Ultrafast physics and ultrasmall nanotechnology

by | Mar 5, 2013

Ultrafast physics and nanoscale research are two emerging scientific fields that mate very well.

Ultrafast physics and nanoscale research are two emerging scientific fields that mate very well. This merger is currently developing into an independent, fruitful field of research.

Ultrafast physics and nanoscale physics are two highly successful fields of current research. Ultrafast science produces and analyzes events as short as attoseconds. It is often explored through analysis of atoms and molecules, whereas nanoscale research focuses on matter in the solid state form.

Both fields are merged in the latest topical issue of Annalen der Physik. The issue, called “Ultrafast phenomena on the nanoscale”, has been edited by renowned scientists in the corresponding fields: Peter Hommelhoff and Matthias Kling from Max-Planck-Institute of Quantum Optics, Garching, Germany, and Mark I. Stockman from Georgia State University, Department of Physics and Astronomy, Atlanta, USA.

Almost all important electronic processes in solids take place in the sub-femtoseconds to picoseconds time range, whereas intriguing effects related to nanoscale phenomena (for example, the steering of electronic matter waves) take place over nanometer distances. Joining these two fields is only natural, because their intrinsic time and length scales match. In fact, ultrafast phenomena on the nanoscale is currently developing into its own, independent field of research. This fertile encounter can be explored in various directions. For example, ultrafast laser pulses can be utilized to probe electronic behavior in solids, and, vice versa, the electronic response of the optically driven electronic system might lead to new, e.g. nonlinear, effects.
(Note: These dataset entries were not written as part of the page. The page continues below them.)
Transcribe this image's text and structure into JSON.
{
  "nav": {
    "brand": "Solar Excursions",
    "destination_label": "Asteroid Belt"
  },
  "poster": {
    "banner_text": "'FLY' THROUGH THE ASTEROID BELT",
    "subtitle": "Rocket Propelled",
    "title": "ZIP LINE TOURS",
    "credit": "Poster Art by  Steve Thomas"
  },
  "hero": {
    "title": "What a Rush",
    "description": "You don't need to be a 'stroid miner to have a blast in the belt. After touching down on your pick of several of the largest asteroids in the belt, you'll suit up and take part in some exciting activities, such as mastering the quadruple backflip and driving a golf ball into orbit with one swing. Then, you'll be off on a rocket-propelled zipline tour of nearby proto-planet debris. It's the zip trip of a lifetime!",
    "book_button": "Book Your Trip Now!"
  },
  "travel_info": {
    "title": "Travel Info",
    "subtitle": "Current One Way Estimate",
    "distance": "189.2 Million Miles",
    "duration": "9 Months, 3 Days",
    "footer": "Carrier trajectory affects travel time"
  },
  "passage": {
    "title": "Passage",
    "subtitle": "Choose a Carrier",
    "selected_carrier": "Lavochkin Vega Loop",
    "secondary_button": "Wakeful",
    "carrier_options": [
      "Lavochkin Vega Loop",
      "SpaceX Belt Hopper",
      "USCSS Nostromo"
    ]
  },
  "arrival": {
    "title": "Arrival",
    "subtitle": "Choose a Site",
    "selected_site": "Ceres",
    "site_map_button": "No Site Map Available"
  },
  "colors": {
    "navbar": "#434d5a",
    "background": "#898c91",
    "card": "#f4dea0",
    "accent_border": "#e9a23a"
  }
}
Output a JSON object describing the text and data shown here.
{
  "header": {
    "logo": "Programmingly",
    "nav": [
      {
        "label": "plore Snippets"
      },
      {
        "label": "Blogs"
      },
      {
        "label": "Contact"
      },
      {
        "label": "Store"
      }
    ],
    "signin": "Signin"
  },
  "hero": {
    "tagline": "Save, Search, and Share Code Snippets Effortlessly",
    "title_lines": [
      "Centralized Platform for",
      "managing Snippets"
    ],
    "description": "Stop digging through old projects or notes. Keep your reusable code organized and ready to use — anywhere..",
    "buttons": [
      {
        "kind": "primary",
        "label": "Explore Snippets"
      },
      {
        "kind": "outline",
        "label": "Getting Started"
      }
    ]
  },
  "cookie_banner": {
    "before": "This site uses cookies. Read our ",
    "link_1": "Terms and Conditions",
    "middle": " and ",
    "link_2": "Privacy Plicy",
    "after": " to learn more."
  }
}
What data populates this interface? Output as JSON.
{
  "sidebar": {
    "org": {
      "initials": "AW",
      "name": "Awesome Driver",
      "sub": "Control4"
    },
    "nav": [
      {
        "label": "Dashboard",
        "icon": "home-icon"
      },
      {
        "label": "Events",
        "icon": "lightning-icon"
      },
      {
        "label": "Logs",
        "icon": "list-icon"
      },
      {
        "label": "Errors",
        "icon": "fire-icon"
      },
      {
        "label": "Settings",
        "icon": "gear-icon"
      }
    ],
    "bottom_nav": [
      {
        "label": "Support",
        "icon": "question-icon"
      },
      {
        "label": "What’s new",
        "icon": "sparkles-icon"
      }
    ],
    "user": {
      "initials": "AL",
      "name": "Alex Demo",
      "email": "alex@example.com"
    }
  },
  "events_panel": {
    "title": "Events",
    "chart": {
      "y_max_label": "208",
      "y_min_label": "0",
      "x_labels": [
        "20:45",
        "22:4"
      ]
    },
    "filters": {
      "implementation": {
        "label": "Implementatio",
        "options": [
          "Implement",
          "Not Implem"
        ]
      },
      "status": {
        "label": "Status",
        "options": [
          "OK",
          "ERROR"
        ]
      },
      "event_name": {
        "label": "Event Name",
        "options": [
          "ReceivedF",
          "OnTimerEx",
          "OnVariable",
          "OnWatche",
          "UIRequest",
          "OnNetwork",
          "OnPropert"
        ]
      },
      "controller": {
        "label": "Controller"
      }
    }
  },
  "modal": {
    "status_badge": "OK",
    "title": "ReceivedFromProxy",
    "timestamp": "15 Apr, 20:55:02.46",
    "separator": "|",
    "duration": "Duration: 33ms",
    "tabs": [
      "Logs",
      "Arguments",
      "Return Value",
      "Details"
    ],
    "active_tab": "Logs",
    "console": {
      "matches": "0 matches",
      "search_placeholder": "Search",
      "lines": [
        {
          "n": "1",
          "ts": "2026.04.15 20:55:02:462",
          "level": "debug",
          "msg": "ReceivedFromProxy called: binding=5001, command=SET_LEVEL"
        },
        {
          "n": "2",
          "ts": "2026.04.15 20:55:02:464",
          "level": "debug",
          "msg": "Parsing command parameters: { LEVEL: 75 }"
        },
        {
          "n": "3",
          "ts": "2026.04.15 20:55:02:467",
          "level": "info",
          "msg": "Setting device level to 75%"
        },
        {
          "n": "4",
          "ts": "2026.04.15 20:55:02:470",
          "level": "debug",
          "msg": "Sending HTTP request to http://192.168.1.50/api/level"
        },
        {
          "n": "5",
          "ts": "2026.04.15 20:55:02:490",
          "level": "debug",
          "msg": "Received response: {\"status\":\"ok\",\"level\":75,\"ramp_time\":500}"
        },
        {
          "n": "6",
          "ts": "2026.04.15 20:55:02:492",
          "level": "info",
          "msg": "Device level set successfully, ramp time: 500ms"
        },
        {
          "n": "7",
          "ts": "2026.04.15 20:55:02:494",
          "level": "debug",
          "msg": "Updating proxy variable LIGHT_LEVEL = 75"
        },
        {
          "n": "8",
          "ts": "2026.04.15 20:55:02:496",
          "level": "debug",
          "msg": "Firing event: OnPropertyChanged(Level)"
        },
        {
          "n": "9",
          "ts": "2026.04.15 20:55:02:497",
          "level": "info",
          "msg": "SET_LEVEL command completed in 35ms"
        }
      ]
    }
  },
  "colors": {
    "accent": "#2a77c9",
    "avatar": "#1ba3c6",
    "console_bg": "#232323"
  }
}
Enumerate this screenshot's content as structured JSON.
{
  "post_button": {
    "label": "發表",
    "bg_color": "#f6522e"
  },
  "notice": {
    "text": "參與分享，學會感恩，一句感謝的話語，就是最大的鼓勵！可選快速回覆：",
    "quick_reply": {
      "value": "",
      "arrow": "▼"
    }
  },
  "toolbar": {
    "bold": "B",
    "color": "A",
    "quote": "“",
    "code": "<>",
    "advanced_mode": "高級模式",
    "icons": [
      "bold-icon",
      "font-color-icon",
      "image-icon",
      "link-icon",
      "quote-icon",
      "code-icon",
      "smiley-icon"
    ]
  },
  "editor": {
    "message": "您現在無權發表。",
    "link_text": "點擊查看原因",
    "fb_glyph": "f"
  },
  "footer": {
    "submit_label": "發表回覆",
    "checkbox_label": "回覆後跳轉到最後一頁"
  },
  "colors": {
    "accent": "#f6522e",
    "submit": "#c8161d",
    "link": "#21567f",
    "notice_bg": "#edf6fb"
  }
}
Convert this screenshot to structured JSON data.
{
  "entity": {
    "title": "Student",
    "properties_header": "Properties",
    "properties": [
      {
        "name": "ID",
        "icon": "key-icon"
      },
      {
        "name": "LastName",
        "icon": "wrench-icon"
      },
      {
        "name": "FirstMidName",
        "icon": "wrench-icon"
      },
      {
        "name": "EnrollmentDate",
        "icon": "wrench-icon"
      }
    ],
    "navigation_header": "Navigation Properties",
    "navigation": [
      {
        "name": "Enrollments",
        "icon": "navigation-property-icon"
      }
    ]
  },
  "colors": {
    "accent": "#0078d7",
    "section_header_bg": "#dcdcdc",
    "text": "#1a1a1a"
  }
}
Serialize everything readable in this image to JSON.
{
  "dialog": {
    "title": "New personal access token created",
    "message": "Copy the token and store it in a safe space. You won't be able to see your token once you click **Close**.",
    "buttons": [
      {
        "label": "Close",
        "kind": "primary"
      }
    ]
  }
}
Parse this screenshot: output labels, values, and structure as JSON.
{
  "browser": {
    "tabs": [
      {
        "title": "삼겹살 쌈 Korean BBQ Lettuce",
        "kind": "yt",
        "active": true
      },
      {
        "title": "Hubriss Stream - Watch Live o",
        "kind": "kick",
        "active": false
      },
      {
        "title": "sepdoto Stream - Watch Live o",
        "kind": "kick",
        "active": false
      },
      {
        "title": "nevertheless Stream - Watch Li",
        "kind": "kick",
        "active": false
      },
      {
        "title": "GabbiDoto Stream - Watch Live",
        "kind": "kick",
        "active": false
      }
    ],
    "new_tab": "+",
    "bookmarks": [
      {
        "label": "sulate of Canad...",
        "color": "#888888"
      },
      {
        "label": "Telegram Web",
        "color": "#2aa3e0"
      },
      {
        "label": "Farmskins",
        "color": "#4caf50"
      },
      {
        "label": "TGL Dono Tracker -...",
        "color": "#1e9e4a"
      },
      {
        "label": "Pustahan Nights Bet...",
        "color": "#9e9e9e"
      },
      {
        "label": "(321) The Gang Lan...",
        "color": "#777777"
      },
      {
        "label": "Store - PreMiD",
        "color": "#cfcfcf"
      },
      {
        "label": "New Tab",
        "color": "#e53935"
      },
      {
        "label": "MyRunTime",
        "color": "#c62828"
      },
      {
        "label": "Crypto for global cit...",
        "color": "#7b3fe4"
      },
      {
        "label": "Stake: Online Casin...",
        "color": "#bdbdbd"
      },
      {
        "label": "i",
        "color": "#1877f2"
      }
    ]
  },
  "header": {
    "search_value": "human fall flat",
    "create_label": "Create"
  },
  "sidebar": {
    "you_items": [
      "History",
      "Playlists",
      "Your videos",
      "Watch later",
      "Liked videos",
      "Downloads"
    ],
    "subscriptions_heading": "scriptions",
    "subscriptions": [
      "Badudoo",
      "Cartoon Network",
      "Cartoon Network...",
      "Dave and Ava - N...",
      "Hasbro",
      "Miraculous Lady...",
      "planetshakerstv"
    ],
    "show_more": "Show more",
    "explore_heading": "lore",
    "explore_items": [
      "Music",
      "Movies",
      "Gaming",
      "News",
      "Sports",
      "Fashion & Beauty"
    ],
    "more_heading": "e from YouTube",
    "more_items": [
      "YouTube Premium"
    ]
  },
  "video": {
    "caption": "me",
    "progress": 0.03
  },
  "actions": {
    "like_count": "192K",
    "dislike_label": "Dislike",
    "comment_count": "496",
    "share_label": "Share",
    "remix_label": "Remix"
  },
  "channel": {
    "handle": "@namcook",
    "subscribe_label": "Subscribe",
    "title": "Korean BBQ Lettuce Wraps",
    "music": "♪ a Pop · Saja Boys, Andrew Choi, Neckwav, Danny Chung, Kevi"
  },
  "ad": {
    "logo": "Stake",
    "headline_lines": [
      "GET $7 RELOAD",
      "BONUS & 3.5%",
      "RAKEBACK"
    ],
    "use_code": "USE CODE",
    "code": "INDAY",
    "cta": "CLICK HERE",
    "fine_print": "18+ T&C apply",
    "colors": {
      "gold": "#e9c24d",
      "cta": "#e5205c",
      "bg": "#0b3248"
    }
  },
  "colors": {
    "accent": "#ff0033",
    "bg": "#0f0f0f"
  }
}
The large, and still growing, field of ultrafast plasmonics is currently the most visible offspring of this approach.

The collection of contributions in the special issue reflects the various directions from which the cross-section of “ultrafast and nanometer-small” science can be tackled. For example, F. Faisal, one of the fathers of multiphoton processes in strong laser fields, discusses related effects in the hottest nano-material currently explored: graphene.

In a review article,  J.-Y. Bigot and M. Vomir report on ultrafast magnetization dynamics in nanostructures. Other articles treat the influence of inhomogeneous electric near-field distributions near nanoscale structures on high harmonic generation processes. Here, the decay length of the near field is so small that the trajectories of the electrons involved in the high-harmonic generation process are modified.

Further topics include the investigation of strong-field phenomena in electron emission from a tip array and the study on electron emission mechanisms of ultrashort-pulse-driven tips. Several papers turn the perspective around to study the ultrafast response of near-field, plasmonic, and surface effects. Another collection of articles is devoted to the ultrafast response of artificial atoms, mostly quantum dot structures. Novel techniques are the focus of two articles. One discusses imprinting XUV phase grating on wide-band semiconductors to probe the evolution of free carrier dynamics with the help of a time-delayed infrared pulse; the other shows how highly non-linear effects in a photonic structure can be used to switch light with light.